Dienstag, 3. Juni 2014

Wenn der Filter versagt: Hintergrundrauschen und Trommelfeuer.

aus nzz.ch, 29. Mai 2014, 05:30

Conditio techno-humana 
Das Heu im Nadelhaufen

Eduard Kaeser ⋅ Man spricht vom «information overload», von der Überlastung und Übersättigung durch Information. Der amerikanische Medientheoretiker Clay Shirky prägte gegen diesen Truismus einen Slogan: Nicht die Überlastung mit Informationen ist das Problem, sondern das Versagen der Filter.

Halten wir uns die folgende ganz alltägliche Situation vor Augen. Ich mache einen Einkaufsbummel durch den Supermarkt. Überall und jederzeit fluten mich Angebote und Verheissungen von Waren an. Meine Aufmerksamkeit ertrinkt buchstäblich in diesem Umgebungsrauschen. Ich muss den grössten Teil davon ausblenden, um mich auf ganz bestimmte Objekte zu konzentrieren. Das ist die herkömmliche Filterfunktion der Sinne: spezielle, meinen Absichten entsprechende Signale aus dem Rauschen herauszufischen.

Nun vergleiche man damit den virtuellen Einkaufsbummel via Klick. Die Netzumgebung ist ungleich «smarter». Sie «erkennt» mich, ist auf mein persönliches Kundenprofil zugeschnitten: Hallo Herr Kaeser, Sie haben schon X und Y gekauft, es könnte Sie auch Z interessieren! Ich bewege mich durch das Netz als Zielobjekt, als «target». Die Umgebungsinformation ist kein Rauschen, sondern ein massives gebündeltes Bombardement durch spezielle, auf mich zugeschnittene Daten. Nicht das Rauschen stellt hier das Problem dar, sondern das Signal.
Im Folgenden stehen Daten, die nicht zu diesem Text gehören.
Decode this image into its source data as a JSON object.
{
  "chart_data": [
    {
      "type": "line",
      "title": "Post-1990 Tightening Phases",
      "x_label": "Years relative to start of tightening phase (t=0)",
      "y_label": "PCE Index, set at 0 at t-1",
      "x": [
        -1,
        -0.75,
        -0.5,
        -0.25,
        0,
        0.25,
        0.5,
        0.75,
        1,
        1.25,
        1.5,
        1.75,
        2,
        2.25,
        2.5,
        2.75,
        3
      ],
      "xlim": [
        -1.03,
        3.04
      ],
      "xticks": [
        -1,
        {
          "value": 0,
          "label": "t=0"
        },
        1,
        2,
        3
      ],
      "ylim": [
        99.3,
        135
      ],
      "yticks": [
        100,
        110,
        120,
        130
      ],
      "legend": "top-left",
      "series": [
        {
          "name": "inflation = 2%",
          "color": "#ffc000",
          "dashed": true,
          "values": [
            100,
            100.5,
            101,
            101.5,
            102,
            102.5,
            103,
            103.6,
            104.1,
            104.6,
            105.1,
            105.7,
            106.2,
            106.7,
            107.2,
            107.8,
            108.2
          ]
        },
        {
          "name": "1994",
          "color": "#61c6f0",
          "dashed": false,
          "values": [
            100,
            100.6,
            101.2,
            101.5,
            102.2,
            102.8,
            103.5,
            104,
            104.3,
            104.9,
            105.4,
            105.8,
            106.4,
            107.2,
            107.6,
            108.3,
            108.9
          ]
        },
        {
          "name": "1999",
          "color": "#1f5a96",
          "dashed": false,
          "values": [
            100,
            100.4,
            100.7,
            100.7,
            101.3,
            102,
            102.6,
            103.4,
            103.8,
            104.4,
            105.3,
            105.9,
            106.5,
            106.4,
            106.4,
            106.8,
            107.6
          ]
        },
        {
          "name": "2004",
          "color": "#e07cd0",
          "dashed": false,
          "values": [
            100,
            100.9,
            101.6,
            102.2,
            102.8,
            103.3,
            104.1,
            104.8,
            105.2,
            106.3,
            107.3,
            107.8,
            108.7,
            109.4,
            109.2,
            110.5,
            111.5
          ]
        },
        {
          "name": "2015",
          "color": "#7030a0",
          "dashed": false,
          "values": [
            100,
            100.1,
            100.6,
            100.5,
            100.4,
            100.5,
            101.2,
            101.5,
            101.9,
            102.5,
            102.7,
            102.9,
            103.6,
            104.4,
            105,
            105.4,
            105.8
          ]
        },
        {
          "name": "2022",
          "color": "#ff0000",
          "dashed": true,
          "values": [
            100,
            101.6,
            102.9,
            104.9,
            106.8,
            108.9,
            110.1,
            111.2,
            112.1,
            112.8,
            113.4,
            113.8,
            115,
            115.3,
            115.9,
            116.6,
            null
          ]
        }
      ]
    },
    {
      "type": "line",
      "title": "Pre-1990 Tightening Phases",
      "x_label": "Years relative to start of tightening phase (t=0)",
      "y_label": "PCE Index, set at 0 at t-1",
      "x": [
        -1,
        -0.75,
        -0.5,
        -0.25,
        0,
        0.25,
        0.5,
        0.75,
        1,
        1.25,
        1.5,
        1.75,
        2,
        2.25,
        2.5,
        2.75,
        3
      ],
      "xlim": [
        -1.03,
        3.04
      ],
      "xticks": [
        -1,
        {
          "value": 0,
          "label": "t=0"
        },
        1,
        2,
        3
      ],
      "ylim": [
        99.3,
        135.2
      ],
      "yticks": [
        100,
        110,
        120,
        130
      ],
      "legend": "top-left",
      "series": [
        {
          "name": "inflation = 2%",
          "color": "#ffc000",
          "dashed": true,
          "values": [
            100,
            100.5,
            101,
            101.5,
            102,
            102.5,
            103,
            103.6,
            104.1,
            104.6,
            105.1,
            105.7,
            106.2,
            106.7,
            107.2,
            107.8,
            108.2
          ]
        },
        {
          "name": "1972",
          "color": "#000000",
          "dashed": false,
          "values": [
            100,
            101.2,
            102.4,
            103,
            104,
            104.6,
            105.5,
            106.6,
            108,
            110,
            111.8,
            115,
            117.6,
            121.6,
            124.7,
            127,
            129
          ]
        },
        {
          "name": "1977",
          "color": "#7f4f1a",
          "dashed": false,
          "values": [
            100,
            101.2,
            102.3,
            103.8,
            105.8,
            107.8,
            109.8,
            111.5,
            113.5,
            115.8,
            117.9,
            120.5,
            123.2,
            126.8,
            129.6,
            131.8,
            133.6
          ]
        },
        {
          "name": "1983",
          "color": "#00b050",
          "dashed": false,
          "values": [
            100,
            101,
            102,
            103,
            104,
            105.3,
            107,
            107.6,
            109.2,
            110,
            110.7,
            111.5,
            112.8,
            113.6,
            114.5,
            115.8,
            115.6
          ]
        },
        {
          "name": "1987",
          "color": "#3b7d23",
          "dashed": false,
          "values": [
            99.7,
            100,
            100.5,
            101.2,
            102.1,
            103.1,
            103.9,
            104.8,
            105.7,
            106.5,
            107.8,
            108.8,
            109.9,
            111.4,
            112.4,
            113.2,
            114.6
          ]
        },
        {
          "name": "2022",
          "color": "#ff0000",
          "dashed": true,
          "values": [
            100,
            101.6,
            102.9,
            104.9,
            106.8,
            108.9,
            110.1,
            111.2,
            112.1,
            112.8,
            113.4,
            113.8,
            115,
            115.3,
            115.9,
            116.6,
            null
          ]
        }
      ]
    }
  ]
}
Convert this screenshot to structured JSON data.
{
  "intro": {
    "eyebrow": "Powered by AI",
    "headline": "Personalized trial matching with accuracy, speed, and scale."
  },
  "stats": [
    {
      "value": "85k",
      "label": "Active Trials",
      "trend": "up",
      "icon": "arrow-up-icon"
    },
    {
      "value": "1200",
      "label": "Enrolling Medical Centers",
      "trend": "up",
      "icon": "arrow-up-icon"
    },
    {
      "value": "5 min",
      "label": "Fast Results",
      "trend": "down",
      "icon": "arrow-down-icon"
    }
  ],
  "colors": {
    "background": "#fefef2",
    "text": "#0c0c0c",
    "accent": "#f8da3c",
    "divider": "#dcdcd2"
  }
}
Man kann also zwei Arten von Informationen unterscheiden: solche, die für mich nicht wichtig sind (das Rauschen), und solche, die für mich wichtig sind (die an mich persönlich adressierten Signale). Moderne Filter, wie sie etwa bei Amazon oder Anbietern von E-Mail-Diensten in Betrieb sind, unterscheiden immer besser zwischen diesen beiden Arten. Das kann ein scheinbares Paradox erzeugen: In dem Masse, in dem Informationen aussortiert werden, fühle ich mich überlastet und übersättigt.

Wir haben es hier mit einer nicht-intendierten Konsequenz des digitalen Filters zu tun. Er schützt mich vor der einen Art von Information, damit eine andere Art ungehindert Zugang zu mir findet. Er richtet mich ab auf ein bestimmtes Einkaufsverhalten. Zoologen sprechen vom «Stereotypieren», wenn Tiere, deren Bedürfnisse nicht befriedigt werden, in ein fixes Verhaltensschema fallen. Internetfirmen bauen ihrerseits auf das Stereotypieren des Netzkunden. So wird er als Werbe-Target immer besser einschätzbar.

Dem digitalen Filter kommt dabei die Funktion zu, Informationen für mich auszusuchen: Mitteilungen von Freunden und Kollegen, neue Apps, Celebrity-Klatsch, Urteile von Experten, die ich schätze, Buch- oder Artikelempfehlungen. Der Filter peppt all das auf zu Updates, Pop-ups, Mails, News-Feeds, Offerten – zu einem stetigen, nie versiegenden Datenstrom. Es handelt sich dabei wohlgemerkt nicht um lästigen Unflat, sondern um höchst interessante, mich persönlich betreffende Information; Stoff, den ich will und mag. Und davon kriege ich mit zunehmend besseren Filtern immer mehr.

Bessere Filter mindern die Überflutung nicht, sie intensivieren sie, indem sie sie punktgenau auf mich richten. Das ist ein klassischer Fall von technischem «Solutionismus»: Man verkauft ein Problem als Lösung. Um es mit der sprichwörtlichen Nadel im Heuhaufen auszudrücken: Früher gab es sehr viel mehr Heu als Nadeln; heute gibt es fast nur noch Nadeln. – Aua!